How to Use SPSS for Generalized Estimating Equations
Generalized estimating equations (GEE) are a powerful tool for analyzing repeated measurements or other correlated observations, such as clustered data. GEE extend the generalized linear model to account for the within-subject or within-cluster correlation that is often present in longitudinal or clustered data. In this article, we will show you how to use SPSS for GEE with an example of a randomized controlled trial (RCT) that studied the effects of air pollution on children's respiratory health.
What is GEE?
GEE is a method of estimating the parameters of a generalized linear model when the observations are not independent. For example, in a longitudinal study, the same subjects are measured at different time points, and their responses may be correlated over time. Similarly, in a clustered study, the subjects are grouped into clusters, such as schools or hospitals, and their responses may be correlated within each cluster. GEE takes into account this correlation by specifying a covariance matrix that represents the dependency structure of the data. GEE also provides robust standard errors that are valid even if the covariance matrix is misspecified.

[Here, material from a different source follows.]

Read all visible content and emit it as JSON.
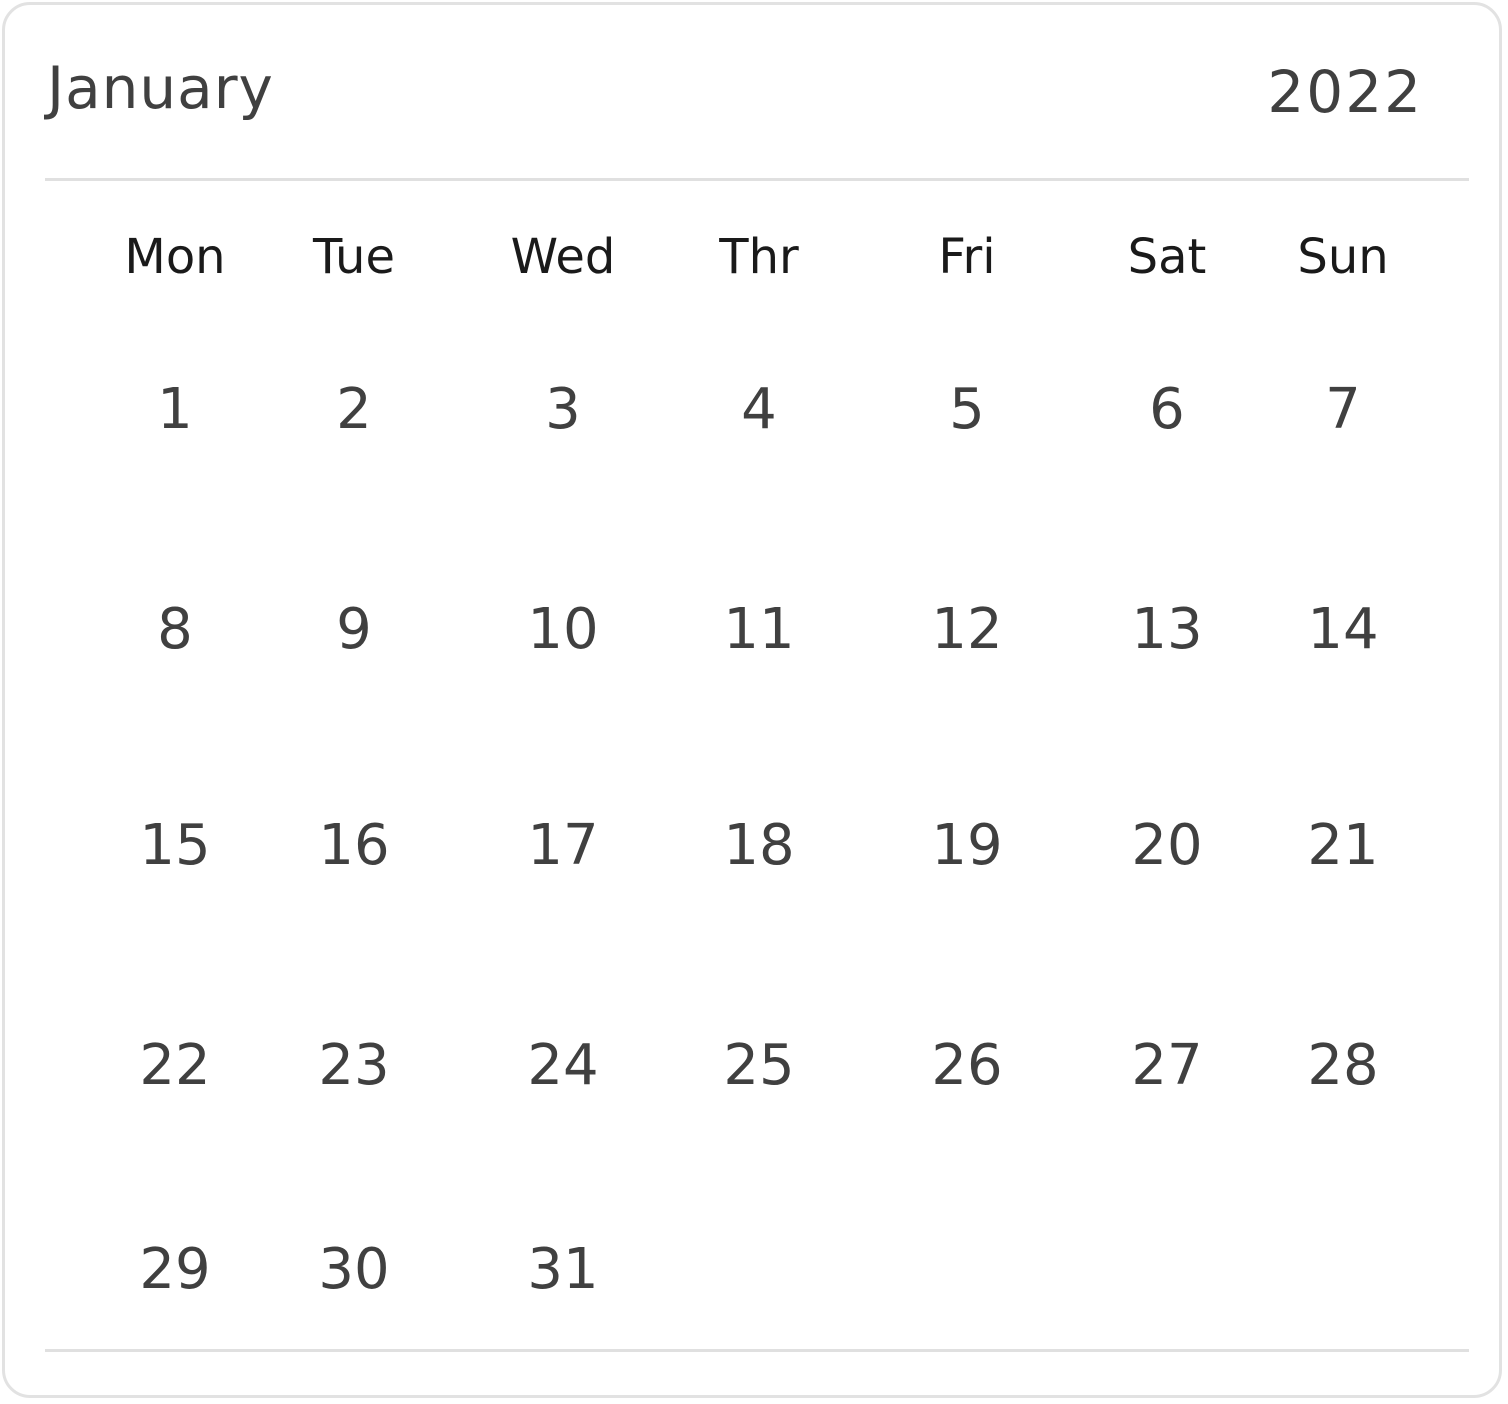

To use SPSS for GEE, you need to have the Custom Tables and Advanced Statistics modules installed. You also need to have your data organized in a long format, where each row represents one observation for one subject at one time point or within one cluster. You need to have variables that identify the subjects and the within-subject or within-cluster factors, such as time or cluster ID. You also need to have a dependent variable and any independent variables that you want to include in your model.
Here are the steps to perform GEE in SPSS:
From the menus choose: Analyze > Generalized Linear Models > Generalized Estimating Equations...
Select one or more subject variables that uniquely define the subjects within the dataset. For example, a single Patient ID variable should be sufficient to define subjects in a single hospital, but the combination of Hospital ID and Patient ID may be necessary if patient identification numbers are not unique across hospitals.
On the Type of Model tab, specify a distribution and link function for your dependent variable. For example, if your dependent variable is binary, you can choose Binomial distribution and Logit link function.
On the Response tab, select your dependent variable.
On the Predictors tab, select any factors and covariates that you want to use as predictors in your model.
On the Model tab, specify model effects using the selected factors and covariates. You can use main effects, interactions, nested effects, or custom effects.
Optionally, on the Repeated tab you can specify:
Within-subject variables that define the ordering of measurements within subjects. For example, if you have repeated measurements over time, you can use a Time variable as a within-subject variable.
Covariance Matrix type that represents the correlation structure of your data. For example, if you assume that the correlation between measurements decreases as the time interval increases, you can choose an Exponential type.
Click OK to run the analysis and view the output.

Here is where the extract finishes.